Richard Daughty of The Mogambu Guru considers the possibility:
I was ready to hit bottom, having dimly decided to give the glories of gluttony one more try (but this time with less bacon and more pornography), was absolutely delighted to read that Ben Bernanke was paid $250,000 to give a speech. A speech!
I was reborn! The reason for my new-found zest for living is because Ben Bernanke is BOTH a total, monumental failure as a former chairman of the Federal Reserve (I mean, look around you!), and an arrogant Keynesian dorkface chump if there ever was one. Yet, look at the loot!

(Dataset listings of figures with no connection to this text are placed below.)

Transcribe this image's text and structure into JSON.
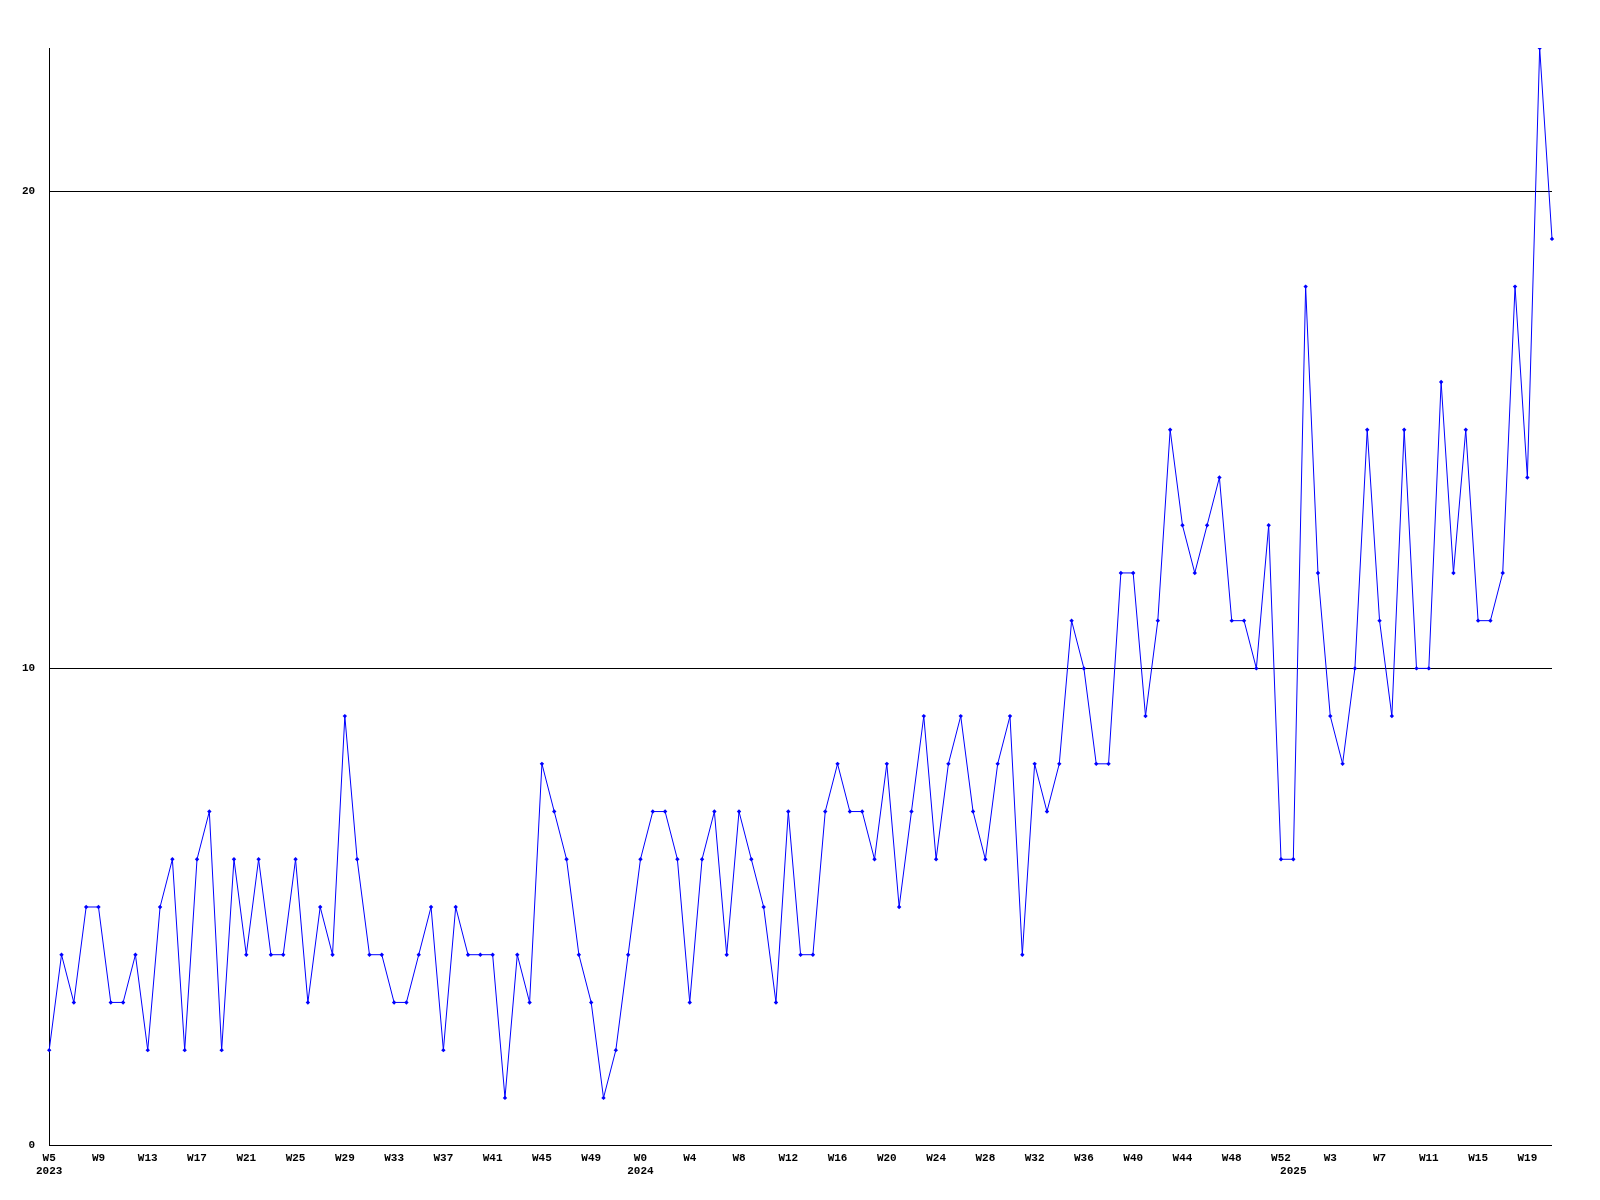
{
  "chart_data": {
    "type": "line",
    "categories": [
      "W5\n2023",
      null,
      null,
      null,
      "W9",
      null,
      null,
      null,
      "W13",
      null,
      null,
      null,
      "W17",
      null,
      null,
      null,
      "W21",
      null,
      null,
      null,
      "W25",
      null,
      null,
      null,
      "W29",
      null,
      null,
      null,
      "W33",
      null,
      null,
      null,
      "W37",
      null,
      null,
      null,
      "W41",
      null,
      null,
      null,
      "W45",
      null,
      null,
      null,
      "W49",
      null,
      null,
      null,
      "W0\n2024",
      null,
      null,
      null,
      "W4",
      null,
      null,
      null,
      "W8",
      null,
      null,
      null,
      "W12",
      null,
      null,
      null,
      "W16",
      null,
      null,
      null,
      "W20",
      null,
      null,
      null,
      "W24",
      null,
      null,
      null,
      "W28",
      null,
      null,
      null,
      "W32",
      null,
      null,
      null,
      "W36",
      null,
      null,
      null,
      "W40",
      null,
      null,
      null,
      "W44",
      null,
      null,
      null,
      "W48",
      null,
      null,
      null,
      "W52",
      "\n2025",
      null,
      null,
      "W3",
      null,
      null,
      null,
      "W7",
      null,
      null,
      null,
      "W11",
      null,
      null,
      null,
      "W15",
      null,
      null,
      null,
      "W19",
      null,
      null
    ],
    "series": [
      {
        "color": "#0000ff",
        "values": [
          2,
          4,
          3,
          5,
          5,
          3,
          3,
          4,
          2,
          5,
          6,
          2,
          6,
          7,
          2,
          6,
          4,
          6,
          4,
          4,
          6,
          3,
          5,
          4,
          9,
          6,
          4,
          4,
          3,
          3,
          4,
          5,
          2,
          5,
          4,
          4,
          4,
          1,
          4,
          3,
          8,
          7,
          6,
          4,
          3,
          1,
          2,
          4,
          6,
          7,
          7,
          6,
          3,
          6,
          7,
          4,
          7,
          6,
          5,
          3,
          7,
          4,
          4,
          7,
          8,
          7,
          7,
          6,
          8,
          5,
          7,
          9,
          6,
          8,
          9,
          7,
          6,
          8,
          9,
          4,
          8,
          7,
          8,
          11,
          10,
          8,
          8,
          12,
          12,
          9,
          11,
          15,
          13,
          12,
          13,
          14,
          11,
          11,
          10,
          13,
          6,
          6,
          18,
          12,
          9,
          8,
          10,
          15,
          11,
          9,
          15,
          10,
          10,
          16,
          12,
          15,
          11,
          11,
          12,
          18,
          14,
          23,
          19
        ]
      }
    ],
    "ylim": [
      0,
      23
    ],
    "yticks": [
      0,
      10,
      20
    ],
    "grid": "y",
    "legend": false,
    "marker": "diamond",
    "line_style": "solid"
  }
}
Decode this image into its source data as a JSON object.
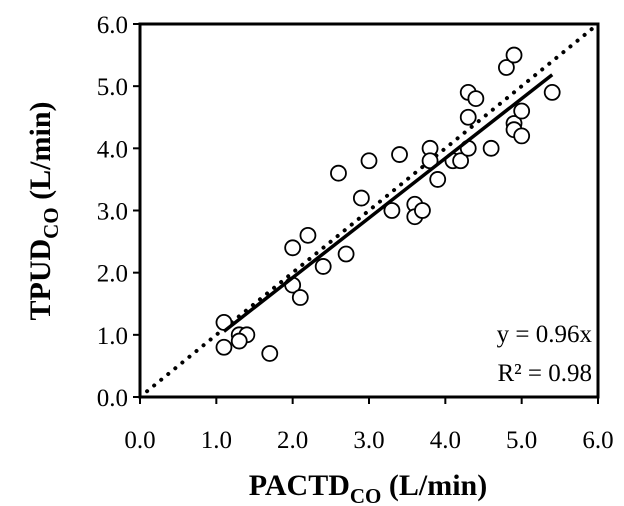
{
  "chart_data": {
    "type": "scatter",
    "xlabel": {
      "main": "PACTD",
      "sub": "CO",
      "unit": " (L/min)"
    },
    "ylabel": {
      "main": "TPUD",
      "sub": "CO",
      "unit": " (L/min)"
    },
    "xlim": [
      0.0,
      6.0
    ],
    "ylim": [
      0.0,
      6.0
    ],
    "xticks": [
      "0.0",
      "1.0",
      "2.0",
      "3.0",
      "4.0",
      "5.0",
      "6.0"
    ],
    "yticks": [
      "0.0",
      "1.0",
      "2.0",
      "3.0",
      "4.0",
      "5.0",
      "6.0"
    ],
    "grid": false,
    "legend": "none",
    "points": [
      [
        1.1,
        1.2
      ],
      [
        1.1,
        0.8
      ],
      [
        1.3,
        1.0
      ],
      [
        1.4,
        1.0
      ],
      [
        1.3,
        0.9
      ],
      [
        1.7,
        0.7
      ],
      [
        2.0,
        2.4
      ],
      [
        2.0,
        1.8
      ],
      [
        2.1,
        1.6
      ],
      [
        2.2,
        2.6
      ],
      [
        2.4,
        2.1
      ],
      [
        2.6,
        3.6
      ],
      [
        2.7,
        2.3
      ],
      [
        2.9,
        3.2
      ],
      [
        3.0,
        3.8
      ],
      [
        3.3,
        3.0
      ],
      [
        3.4,
        3.9
      ],
      [
        3.6,
        3.1
      ],
      [
        3.6,
        2.9
      ],
      [
        3.7,
        3.0
      ],
      [
        3.8,
        4.0
      ],
      [
        3.8,
        3.8
      ],
      [
        3.9,
        3.5
      ],
      [
        4.1,
        3.8
      ],
      [
        4.2,
        3.8
      ],
      [
        4.3,
        4.9
      ],
      [
        4.3,
        4.5
      ],
      [
        4.3,
        4.0
      ],
      [
        4.4,
        4.8
      ],
      [
        4.6,
        4.0
      ],
      [
        4.8,
        5.3
      ],
      [
        4.9,
        5.5
      ],
      [
        4.9,
        4.4
      ],
      [
        4.9,
        4.3
      ],
      [
        5.0,
        4.6
      ],
      [
        5.0,
        4.2
      ],
      [
        5.4,
        4.9
      ]
    ],
    "fit_line": {
      "slope": 0.96,
      "x_range": [
        1.1,
        5.4
      ],
      "style": "solid"
    },
    "identity_line": {
      "x_range": [
        0.0,
        6.0
      ],
      "style": "dotted"
    },
    "annotations": {
      "equation": "y = 0.96x",
      "r_squared": "R² = 0.98"
    }
  }
}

One speech! A quarter mill! I mean, this guy is absolutely, completely delusional by actually thinking, and believing, that laughable Keynesian econometric gibberish (to replace falling consumer spending with more government spending) can prevent the horrific economic collapse that always comes after radical expansions of the money supply that distorts the whole price structure of everything into a bloated, inflationary insanity.

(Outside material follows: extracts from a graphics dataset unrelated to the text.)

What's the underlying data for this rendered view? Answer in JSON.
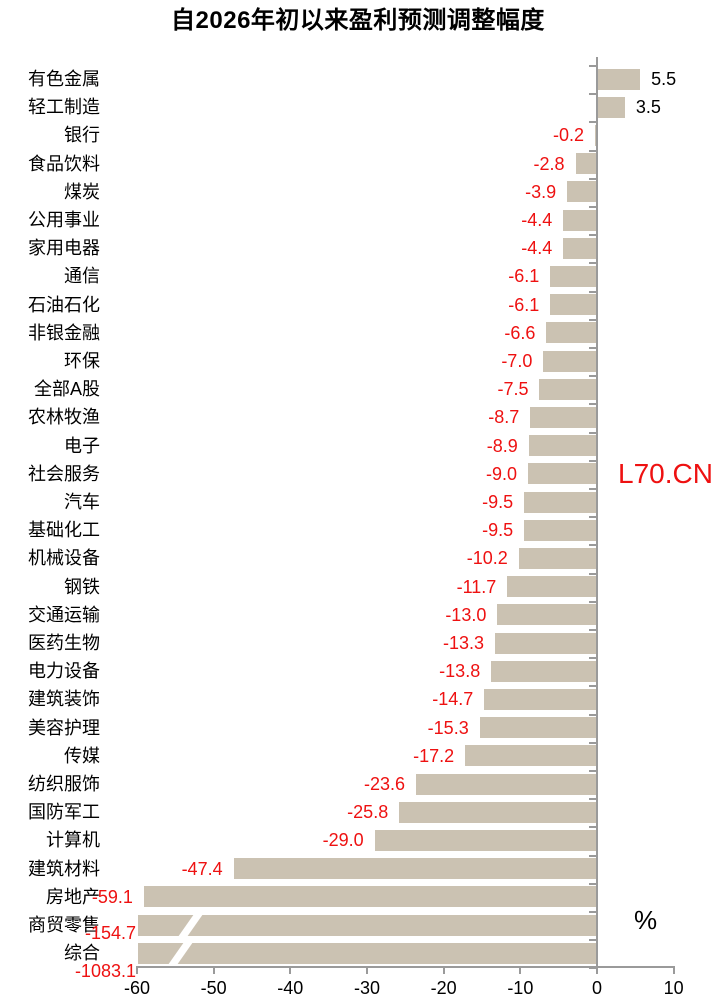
{
  "chart_data": {
    "type": "bar",
    "orientation": "horizontal",
    "title": "自2026年初以来盈利预测调整幅度",
    "unit_label": "%",
    "watermark": "L70.CN",
    "xlim": [
      -60,
      10
    ],
    "x_ticks": [
      -60,
      -50,
      -40,
      -30,
      -20,
      -10,
      0,
      10
    ],
    "grid": false,
    "legend": "none",
    "colors": {
      "bar": "#cbc2b2",
      "axis": "#9a9a9a",
      "negative_label": "#ee1111",
      "positive_label": "#000000",
      "watermark": "#ee1111"
    },
    "rows": [
      {
        "label": "有色金属",
        "value": 5.5
      },
      {
        "label": "轻工制造",
        "value": 3.5
      },
      {
        "label": "银行",
        "value": -0.2
      },
      {
        "label": "食品饮料",
        "value": -2.8
      },
      {
        "label": "煤炭",
        "value": -3.9
      },
      {
        "label": "公用事业",
        "value": -4.4
      },
      {
        "label": "家用电器",
        "value": -4.4
      },
      {
        "label": "通信",
        "value": -6.1
      },
      {
        "label": "石油石化",
        "value": -6.1
      },
      {
        "label": "非银金融",
        "value": -6.6
      },
      {
        "label": "环保",
        "value": -7.0
      },
      {
        "label": "全部A股",
        "value": -7.5
      },
      {
        "label": "农林牧渔",
        "value": -8.7
      },
      {
        "label": "电子",
        "value": -8.9
      },
      {
        "label": "社会服务",
        "value": -9.0
      },
      {
        "label": "汽车",
        "value": -9.5
      },
      {
        "label": "基础化工",
        "value": -9.5
      },
      {
        "label": "机械设备",
        "value": -10.2
      },
      {
        "label": "钢铁",
        "value": -11.7
      },
      {
        "label": "交通运输",
        "value": -13.0
      },
      {
        "label": "医药生物",
        "value": -13.3
      },
      {
        "label": "电力设备",
        "value": -13.8
      },
      {
        "label": "建筑装饰",
        "value": -14.7
      },
      {
        "label": "美容护理",
        "value": -15.3
      },
      {
        "label": "传媒",
        "value": -17.2
      },
      {
        "label": "纺织服饰",
        "value": -23.6
      },
      {
        "label": "国防军工",
        "value": -25.8
      },
      {
        "label": "计算机",
        "value": -29.0
      },
      {
        "label": "建筑材料",
        "value": -47.4
      },
      {
        "label": "房地产",
        "value": -59.1
      },
      {
        "label": "商贸零售",
        "value": -154.7,
        "clipped": true
      },
      {
        "label": "综合",
        "value": -1083.1,
        "clipped": true
      }
    ]
  }
}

And what did we get, in terms of the aforementioned bloated, inflationary insanity? Well, buckle your seat belt, because I’m going to tell you!

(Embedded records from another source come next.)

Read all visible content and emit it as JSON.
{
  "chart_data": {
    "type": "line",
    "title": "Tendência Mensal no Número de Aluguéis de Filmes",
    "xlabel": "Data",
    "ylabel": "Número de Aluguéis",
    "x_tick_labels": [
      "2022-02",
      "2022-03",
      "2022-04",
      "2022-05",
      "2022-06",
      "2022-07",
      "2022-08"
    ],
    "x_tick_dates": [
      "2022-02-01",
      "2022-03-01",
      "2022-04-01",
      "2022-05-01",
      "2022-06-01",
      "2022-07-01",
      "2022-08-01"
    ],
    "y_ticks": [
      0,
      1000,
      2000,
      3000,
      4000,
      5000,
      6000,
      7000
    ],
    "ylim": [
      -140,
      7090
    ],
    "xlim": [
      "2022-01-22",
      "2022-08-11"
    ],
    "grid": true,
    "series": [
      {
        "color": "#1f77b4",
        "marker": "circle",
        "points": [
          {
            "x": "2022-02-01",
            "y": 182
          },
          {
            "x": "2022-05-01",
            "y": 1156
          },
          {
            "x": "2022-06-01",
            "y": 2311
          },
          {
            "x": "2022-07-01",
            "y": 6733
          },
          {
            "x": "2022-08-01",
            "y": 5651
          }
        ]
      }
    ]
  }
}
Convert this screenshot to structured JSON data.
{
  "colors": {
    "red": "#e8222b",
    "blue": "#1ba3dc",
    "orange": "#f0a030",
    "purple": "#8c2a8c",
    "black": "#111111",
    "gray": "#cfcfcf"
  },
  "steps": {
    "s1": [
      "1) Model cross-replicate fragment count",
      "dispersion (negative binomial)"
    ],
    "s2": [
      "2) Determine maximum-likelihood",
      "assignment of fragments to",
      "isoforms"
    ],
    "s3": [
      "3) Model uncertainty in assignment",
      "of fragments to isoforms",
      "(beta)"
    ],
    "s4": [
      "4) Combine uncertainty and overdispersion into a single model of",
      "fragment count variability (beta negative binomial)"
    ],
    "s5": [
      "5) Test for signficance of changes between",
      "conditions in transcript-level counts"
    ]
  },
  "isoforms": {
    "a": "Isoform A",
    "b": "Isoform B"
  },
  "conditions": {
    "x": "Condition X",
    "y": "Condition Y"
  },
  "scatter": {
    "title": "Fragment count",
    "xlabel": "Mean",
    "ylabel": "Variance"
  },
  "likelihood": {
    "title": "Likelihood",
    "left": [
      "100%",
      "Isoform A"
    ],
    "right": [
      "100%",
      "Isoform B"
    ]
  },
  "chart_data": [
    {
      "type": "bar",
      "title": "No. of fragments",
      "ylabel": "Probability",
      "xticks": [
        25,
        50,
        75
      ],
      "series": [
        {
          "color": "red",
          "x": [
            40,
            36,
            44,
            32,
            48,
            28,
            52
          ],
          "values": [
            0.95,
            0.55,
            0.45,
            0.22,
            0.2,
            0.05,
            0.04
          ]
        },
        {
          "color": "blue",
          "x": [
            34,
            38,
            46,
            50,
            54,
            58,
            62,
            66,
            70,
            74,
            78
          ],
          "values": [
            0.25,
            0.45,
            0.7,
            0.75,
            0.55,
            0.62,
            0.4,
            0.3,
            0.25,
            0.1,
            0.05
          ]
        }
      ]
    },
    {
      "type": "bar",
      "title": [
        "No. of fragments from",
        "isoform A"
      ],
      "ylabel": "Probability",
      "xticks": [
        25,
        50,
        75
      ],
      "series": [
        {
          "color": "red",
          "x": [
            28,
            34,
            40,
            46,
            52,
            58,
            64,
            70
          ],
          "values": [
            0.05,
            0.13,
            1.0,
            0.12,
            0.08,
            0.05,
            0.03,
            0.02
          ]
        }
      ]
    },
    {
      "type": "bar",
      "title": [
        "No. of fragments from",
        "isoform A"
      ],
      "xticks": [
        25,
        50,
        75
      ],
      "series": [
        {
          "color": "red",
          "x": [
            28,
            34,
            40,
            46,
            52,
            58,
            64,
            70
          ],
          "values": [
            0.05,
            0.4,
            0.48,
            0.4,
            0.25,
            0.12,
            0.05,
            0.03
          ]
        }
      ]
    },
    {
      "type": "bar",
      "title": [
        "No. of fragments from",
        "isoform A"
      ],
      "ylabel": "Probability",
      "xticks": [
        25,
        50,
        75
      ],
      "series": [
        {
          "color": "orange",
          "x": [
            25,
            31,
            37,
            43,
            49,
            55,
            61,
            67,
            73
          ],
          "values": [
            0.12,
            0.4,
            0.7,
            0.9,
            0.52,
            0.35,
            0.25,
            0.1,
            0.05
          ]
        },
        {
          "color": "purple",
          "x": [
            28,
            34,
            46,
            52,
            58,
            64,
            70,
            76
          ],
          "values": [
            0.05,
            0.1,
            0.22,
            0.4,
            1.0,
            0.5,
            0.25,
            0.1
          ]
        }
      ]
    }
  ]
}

Peak bond prices so high that interest rates are almost literally zero! The S&P500 peaking at a P/E ratio so high that it is in the “historically high” range! Housing prices that cost an incredible four times the average income! An $18 trillion national debt, more than 100% of GDP! Total (government, business and personal) debt of an astonishing $60 trillion, against an entire GDP of only $17 trillion!
Government spending (federal, state and local), school systems and myriad taxing authorities together spend about 40% of GDP!
And a huge, unfathomable derivatives market that, combined with accrued government obligations, totals in the multi-quadrillions of dollars! This is thousands of trillions of dollars! Quadrillions! Truly incomprehensible sums!
And taxes, taxes, taxes upon taxes everywhere.
And a vast ocean of laws upon laws! Regulations upon regulations! Bubbles, bubbles, bubbles upon bubbles! Excessive repetition upon excessive repetition, which gets complaint upon complaint.
In the late 18th century, of course, you could write stupid sentence constructions like that last one, and nobody would say anything. But at the same time, France sentenced John Law to death for essentially doing this same damned thing: Creating paper money to excess, disastrously expanding the money supply, which ruined France with price inflation and economic misery.
It got so bad that Marie Antoinette (as I understand it) had to advise the French people to eat cake instead of bread.